Ладно! Я пытаюсь себя убедить, что все это – временное явление. После свадьбы мы вряд ли будем плотно общаться. Живем друг от друга далеко. С мая по ноябрь они на даче. Парники, грибы и триста баллонов консервов. К ним на дачу мы не поедем – сто двадцать верст и сортир на улице. У нас своя дача – полчаса от Москвы, сосновый лес и никаких грядок. И вообще, в сентябре мы уезжаем на море. А Новый год часто встречаем у друзей в Лиепае – у Ольги и Игоря там квартира. Ребята всегда нам рады. А дни рождения мы отмечать не любим, так у нас заведено. «А у них?» – пугаюсь я.
А если внуки? Общие, между прочим…
В субботу тащимся в Братеево. По дороге молчим. Настроение – хуже некуда. Какие мы все-таки непростые. С вывертами! Все – проблема. Все – не так. Все – с напрягом.
А вот Ивасюки нам искренне рады! Пахнет пирогами – вкусно пахнет! Зоя Ивановна проводит экскурсию по квартире. Гордится коврами на стенах и хрусталем в стенке. В общем, всем гордится. Сетует, что плохо взошло тесто. Нервничает и теребит бретельку фартука.
Нет, все-таки противные мы, москвичи! Снобы и задавалы! Чем гордимся? Что родились в столице? Что нам были доступны музеи и театры? А что видела она? Сопки и гарнизоны. Перебои с продуктами и невозможность достать детские колготки и польский шампунь. Самодеятельный ансамбль «Ромашка» и кружок макраме. И в этом она виновата? Простая девчонка из уральского городка. Кто ей объяснял, что ковры на стенах пошло и негигиенично? Что советский штампованный хрусталь – безвкусный привет из прошлого? Что, она виновата, что ее мама – сортировщица на заводе, а папа – крановщик?
Мне становится стыдно, и я хвалю ее ковры и посуду. Рассматриваю фотографии на стене. Зоя – тоненькая девочка с толстой русой косой. Красавица! Ивасюк – стройный, поджарый с густым, кудрявым чубом. Тоже симпатяга. А его служивая доля? Солдат служит там, где ему прикажет Родина. Стыдно, Лена!
Нас приглашают за стол. Все очень обильно и очень вкусно – и своя картошечка – белая и рассыпчатая. И свои соленые помидоры. И крепкие грузди с налипшим укропом. И пироги! С черемухой, между прочим! Такое мы едим в первый раз. Потрясающе вкусно!
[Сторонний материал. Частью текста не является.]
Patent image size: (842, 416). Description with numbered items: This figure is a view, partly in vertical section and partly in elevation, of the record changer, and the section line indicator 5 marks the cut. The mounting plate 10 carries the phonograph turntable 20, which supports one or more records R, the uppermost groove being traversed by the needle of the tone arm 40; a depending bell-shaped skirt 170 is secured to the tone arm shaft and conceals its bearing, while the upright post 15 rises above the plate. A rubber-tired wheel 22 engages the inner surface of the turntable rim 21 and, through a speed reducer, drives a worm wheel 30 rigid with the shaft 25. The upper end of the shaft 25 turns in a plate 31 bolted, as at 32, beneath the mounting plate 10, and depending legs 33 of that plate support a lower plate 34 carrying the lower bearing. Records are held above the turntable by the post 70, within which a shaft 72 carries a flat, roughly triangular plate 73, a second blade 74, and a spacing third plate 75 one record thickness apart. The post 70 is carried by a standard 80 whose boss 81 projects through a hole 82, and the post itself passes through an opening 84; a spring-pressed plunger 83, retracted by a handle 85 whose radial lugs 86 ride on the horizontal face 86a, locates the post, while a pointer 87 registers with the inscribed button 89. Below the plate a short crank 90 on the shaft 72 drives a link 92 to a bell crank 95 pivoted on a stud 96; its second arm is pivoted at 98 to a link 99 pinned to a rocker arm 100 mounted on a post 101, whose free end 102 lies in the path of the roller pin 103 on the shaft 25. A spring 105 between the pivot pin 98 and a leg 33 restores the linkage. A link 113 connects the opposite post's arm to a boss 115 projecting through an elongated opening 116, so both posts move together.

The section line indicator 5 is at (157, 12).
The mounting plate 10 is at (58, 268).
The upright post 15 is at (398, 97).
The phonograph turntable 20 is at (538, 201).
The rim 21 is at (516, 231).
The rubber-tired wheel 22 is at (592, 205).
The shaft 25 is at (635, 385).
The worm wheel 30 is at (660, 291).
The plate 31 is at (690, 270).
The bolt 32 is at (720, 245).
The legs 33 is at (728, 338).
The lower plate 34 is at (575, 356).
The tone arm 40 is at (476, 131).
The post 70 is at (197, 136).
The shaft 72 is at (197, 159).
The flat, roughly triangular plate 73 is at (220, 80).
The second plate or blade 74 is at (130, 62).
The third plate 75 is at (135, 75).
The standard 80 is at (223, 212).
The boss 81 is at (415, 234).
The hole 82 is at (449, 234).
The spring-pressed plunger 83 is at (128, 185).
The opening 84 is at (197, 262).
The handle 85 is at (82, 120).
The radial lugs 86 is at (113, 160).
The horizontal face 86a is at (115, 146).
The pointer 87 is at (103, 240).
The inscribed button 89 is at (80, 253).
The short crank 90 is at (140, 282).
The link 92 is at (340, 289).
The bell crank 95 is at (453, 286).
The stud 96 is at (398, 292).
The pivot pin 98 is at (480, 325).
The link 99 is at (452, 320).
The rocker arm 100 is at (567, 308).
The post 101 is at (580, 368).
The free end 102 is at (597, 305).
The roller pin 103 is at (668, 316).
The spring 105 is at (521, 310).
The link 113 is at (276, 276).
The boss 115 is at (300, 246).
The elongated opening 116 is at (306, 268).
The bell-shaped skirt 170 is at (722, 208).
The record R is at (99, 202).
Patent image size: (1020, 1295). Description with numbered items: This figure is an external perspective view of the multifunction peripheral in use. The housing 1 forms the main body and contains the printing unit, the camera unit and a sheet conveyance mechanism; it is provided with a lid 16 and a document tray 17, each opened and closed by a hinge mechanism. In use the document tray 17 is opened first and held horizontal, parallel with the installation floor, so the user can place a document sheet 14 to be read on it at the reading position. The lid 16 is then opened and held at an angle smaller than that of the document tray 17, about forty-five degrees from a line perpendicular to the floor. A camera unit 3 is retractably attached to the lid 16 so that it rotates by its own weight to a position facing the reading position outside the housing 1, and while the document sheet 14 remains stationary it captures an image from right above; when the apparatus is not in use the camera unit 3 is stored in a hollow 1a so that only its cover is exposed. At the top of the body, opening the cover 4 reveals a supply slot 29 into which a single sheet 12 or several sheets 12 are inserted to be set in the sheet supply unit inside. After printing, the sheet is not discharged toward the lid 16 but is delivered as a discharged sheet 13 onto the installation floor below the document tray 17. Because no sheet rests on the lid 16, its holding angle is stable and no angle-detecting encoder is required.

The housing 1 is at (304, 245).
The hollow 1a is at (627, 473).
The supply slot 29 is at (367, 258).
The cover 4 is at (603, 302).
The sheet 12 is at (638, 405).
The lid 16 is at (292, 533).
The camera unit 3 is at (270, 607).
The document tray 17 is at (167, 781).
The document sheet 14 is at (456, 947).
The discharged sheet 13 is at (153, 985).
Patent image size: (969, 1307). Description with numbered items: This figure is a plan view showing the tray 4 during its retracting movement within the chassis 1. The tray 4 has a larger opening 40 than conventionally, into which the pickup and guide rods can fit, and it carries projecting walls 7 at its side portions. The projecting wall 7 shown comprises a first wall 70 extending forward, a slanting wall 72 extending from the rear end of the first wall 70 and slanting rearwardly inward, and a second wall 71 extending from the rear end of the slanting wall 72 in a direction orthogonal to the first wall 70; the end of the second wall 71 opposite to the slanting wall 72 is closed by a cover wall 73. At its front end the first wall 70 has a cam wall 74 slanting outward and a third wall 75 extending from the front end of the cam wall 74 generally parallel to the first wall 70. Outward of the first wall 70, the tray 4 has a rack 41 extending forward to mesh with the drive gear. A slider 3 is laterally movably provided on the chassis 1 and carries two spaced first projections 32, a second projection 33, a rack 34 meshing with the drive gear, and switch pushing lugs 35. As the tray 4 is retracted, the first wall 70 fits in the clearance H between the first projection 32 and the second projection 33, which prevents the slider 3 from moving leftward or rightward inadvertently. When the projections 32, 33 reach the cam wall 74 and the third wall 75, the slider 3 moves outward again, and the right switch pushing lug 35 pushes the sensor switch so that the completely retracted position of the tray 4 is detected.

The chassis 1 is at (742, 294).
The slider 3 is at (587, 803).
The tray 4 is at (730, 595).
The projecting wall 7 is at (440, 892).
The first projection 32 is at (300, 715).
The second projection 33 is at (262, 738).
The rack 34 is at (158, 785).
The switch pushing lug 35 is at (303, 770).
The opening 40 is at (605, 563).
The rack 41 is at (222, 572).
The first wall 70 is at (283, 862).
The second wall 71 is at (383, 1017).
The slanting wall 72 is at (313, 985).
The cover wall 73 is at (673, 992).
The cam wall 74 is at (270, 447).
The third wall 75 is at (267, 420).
Зоя жалуется, что не может привыкнуть к Москве. Шумно, грязно и все недобрые. Чужие какие-то. С тоской вспоминает свою жизнь в военном городке. Хозяин сдержан. Пьет немного. Видно, что женой доволен. Потом Зоя предлагает попеть. Мы растерянно переглядываемся. Она тоненько и чисто заводит: «Там, где клен шумит над речной волной…»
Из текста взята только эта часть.